The early 13th century marks the resumption of stone house-building suspended by the Mongol yoke, and the appearance of first iconographic images. They are distinguished for the pronounced influence of Byzantine monuments, pre-Mongolian local traditions, Hellinism and archaism. The icon of the Savior Not Made by Hands from the Church of the Entrance of the Holy Virgin into the Temple (Vvedenskaya Church) created at the turn of the 13th and 14th centuries clearly bears the traces of such influence. While austerity and concentration of dark and olive colors of Christ’s face and full bright brushes reveal Byzantine features, large eyes express softness untypical of Greek iconography.

Since the beginning the 15th century icons were painted in greenish-silver palette that would become one of the main features of the Rostov groups of iconographic monuments, also characteristic with local color spots on the vestments of saints and expressive graphic line. The coloration of the Rostov icons is marked for unsaturated and soft colors and fine, almost transparent, color layer. Unlike the images of the Novgorod school, the Rostov iconography almost lacks bright cinnabar, its palette is composed predominantly of the shades of ochre, brown and pink tints, soft blue and green colors. While elongated figures and lively turns of the characters in the compositions of that time indicate a willingness to reproduce the Paleologian style, the painting style appears very uncertain and is noted for schematic depiction of the wrinkles of vestments of the icon characters. Such are distinctive features of the 14th century icon-painting of (for example, the icon of St. Nicholas of Zaraisk).

The 15th century marks the growing influence of the Moscow icon-painting school, especially after the liquidation of the Rostov Principality in 1474. However, as early as the first half of the century, icon-painters sought to copy the finest Moscow style of icon-painting. The icons of that time are distinguished for pronounced softness and lyricism, such as, for example, the Holy Virgin in Prayer from the Deesis row in a church in the village of Gumenets.
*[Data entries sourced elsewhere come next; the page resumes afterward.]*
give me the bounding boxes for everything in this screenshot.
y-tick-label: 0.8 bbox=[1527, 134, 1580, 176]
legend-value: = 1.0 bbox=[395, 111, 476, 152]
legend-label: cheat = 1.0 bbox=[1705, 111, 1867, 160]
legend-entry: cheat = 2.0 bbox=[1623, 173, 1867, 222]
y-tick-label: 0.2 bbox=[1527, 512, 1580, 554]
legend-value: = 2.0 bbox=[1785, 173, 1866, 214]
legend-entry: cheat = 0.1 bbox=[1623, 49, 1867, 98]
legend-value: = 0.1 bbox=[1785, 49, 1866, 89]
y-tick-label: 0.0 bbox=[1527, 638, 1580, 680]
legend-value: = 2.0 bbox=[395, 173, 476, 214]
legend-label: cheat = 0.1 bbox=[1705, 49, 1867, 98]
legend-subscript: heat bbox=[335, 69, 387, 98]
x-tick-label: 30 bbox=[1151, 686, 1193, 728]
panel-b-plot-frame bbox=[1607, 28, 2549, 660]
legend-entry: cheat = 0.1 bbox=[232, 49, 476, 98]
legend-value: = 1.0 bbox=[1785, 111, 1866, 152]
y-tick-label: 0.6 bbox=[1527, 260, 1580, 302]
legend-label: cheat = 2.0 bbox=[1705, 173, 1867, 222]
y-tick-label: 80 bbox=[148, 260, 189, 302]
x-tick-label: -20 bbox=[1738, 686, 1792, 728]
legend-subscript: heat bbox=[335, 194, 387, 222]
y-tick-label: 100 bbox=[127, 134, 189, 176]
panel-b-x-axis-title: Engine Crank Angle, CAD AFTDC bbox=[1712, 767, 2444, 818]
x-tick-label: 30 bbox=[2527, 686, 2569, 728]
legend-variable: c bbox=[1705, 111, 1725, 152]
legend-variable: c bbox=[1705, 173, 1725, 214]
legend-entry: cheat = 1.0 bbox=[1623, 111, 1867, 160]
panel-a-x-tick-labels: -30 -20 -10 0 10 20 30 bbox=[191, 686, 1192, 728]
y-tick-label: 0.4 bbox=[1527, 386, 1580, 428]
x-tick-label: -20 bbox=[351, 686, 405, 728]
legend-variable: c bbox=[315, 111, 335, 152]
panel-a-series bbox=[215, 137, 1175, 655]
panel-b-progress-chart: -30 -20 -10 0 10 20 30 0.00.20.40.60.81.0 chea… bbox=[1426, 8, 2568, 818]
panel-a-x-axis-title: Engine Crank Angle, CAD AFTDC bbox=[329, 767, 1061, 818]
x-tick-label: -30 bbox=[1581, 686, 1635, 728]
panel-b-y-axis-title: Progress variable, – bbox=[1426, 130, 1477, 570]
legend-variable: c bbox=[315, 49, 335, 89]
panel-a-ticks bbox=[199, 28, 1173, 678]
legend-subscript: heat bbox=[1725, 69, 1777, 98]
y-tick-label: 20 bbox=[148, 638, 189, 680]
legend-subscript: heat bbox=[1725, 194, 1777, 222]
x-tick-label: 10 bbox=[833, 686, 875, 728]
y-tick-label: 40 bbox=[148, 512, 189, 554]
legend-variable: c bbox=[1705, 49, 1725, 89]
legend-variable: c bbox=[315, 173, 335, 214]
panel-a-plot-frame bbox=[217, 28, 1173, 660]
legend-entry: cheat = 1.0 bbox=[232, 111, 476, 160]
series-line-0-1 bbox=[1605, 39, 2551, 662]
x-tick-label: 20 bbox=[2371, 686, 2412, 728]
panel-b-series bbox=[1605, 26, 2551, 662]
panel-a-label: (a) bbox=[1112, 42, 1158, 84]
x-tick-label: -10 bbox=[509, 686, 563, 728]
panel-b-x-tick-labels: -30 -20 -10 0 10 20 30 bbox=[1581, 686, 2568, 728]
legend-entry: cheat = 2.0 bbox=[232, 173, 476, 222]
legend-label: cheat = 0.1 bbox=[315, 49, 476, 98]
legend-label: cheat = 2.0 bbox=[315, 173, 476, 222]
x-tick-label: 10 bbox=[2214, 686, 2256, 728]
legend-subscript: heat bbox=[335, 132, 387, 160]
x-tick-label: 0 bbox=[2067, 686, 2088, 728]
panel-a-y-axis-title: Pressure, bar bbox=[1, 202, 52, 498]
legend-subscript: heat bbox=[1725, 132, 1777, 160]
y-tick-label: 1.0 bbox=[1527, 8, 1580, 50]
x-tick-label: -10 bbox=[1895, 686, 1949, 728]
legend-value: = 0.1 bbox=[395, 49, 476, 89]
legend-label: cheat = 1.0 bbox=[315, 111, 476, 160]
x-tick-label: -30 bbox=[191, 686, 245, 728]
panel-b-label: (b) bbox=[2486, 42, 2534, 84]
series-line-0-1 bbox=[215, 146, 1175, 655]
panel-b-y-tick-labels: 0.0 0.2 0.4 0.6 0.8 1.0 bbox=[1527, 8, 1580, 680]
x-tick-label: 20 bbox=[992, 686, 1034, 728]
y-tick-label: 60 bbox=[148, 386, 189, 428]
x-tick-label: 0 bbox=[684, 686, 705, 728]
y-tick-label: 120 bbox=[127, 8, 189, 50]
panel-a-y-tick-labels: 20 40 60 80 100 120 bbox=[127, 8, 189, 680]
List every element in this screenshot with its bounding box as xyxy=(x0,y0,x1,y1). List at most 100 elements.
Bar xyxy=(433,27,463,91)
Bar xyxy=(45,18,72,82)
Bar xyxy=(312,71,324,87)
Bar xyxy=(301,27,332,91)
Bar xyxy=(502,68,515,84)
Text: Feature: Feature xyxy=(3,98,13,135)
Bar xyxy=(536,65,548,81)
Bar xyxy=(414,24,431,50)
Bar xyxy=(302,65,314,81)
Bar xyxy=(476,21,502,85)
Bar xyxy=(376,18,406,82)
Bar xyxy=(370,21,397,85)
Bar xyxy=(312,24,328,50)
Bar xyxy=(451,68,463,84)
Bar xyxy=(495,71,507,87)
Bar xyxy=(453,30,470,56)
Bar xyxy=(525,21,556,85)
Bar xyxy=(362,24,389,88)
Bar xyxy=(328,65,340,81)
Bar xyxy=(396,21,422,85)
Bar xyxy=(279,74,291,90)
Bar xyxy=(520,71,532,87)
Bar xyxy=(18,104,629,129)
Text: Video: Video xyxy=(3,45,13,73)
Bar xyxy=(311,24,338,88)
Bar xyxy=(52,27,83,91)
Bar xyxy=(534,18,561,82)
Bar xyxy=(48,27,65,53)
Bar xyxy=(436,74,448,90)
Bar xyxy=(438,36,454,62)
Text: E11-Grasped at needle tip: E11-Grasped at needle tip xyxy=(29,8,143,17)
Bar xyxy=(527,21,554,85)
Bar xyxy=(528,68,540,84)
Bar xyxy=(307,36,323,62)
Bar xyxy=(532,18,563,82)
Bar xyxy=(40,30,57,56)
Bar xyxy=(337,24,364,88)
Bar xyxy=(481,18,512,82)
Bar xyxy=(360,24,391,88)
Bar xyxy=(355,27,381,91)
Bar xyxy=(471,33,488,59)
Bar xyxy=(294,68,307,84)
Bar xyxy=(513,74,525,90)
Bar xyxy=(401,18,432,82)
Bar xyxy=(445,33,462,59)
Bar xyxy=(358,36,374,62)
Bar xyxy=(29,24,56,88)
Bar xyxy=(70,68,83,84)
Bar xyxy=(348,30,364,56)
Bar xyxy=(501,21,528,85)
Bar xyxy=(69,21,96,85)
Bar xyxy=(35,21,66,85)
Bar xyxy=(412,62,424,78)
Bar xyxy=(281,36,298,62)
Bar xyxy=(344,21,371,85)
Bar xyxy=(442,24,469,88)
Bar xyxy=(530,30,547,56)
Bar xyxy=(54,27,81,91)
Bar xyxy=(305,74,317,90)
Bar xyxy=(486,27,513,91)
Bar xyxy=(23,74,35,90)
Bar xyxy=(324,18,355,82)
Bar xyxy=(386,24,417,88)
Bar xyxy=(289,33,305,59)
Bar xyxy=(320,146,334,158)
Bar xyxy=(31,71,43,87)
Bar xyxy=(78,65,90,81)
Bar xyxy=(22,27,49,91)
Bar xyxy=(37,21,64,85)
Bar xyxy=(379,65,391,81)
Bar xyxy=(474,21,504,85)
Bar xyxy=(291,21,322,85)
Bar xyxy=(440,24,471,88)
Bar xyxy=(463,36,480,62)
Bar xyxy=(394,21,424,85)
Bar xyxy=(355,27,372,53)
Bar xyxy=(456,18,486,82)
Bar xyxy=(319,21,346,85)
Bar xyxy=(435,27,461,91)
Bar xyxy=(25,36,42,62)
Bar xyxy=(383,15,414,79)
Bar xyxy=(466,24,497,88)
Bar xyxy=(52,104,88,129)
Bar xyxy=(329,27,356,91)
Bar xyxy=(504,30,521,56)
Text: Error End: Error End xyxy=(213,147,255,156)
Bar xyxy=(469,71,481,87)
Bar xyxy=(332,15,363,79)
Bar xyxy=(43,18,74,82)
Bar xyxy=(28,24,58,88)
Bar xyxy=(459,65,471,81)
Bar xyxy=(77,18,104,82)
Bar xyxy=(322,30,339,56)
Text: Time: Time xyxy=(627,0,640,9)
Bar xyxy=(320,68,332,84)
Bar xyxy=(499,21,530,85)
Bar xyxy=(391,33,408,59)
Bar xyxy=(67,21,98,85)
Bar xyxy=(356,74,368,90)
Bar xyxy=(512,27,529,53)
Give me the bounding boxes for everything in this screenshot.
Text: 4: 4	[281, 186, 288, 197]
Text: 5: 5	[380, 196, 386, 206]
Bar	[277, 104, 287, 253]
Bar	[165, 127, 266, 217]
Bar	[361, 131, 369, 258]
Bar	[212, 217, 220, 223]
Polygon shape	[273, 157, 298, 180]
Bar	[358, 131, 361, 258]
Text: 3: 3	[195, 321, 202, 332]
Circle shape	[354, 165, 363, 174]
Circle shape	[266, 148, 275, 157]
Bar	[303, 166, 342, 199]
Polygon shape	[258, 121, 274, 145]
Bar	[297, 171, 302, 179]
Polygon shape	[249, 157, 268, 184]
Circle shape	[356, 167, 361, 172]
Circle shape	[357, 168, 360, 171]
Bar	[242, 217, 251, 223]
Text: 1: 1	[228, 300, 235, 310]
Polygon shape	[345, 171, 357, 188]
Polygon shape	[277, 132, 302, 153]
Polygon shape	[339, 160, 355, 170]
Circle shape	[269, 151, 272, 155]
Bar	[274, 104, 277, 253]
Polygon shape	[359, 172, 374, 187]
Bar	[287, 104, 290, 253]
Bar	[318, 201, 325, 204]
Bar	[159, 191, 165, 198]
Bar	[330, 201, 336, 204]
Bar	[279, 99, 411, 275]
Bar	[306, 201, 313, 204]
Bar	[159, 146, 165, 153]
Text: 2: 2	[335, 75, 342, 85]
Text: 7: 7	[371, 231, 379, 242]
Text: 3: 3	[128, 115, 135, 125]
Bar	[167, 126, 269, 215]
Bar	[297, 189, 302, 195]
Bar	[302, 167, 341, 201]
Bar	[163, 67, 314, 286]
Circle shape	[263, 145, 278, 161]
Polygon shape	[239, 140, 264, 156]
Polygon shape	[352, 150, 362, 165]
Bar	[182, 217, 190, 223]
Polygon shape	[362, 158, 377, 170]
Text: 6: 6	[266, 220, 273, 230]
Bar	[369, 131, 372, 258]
The drawing became more pronounced, with the palette being characterized with more contrast combinations of color spots.

With local icon-painters still working in Rostov in the 16th century, the influence of Moscow grew so much that the local iconography began to gradually lose its distinctive features. The development of economic, cultural and art life of the region in the 17th century was strongly retarded by the Polish-Lithuanian invasion. Thus, the Rostov iconography of the 13 – 14th centuries is so much individual in style and consistent in traditions, that it can be fairly regarded as an individual icon-painting school.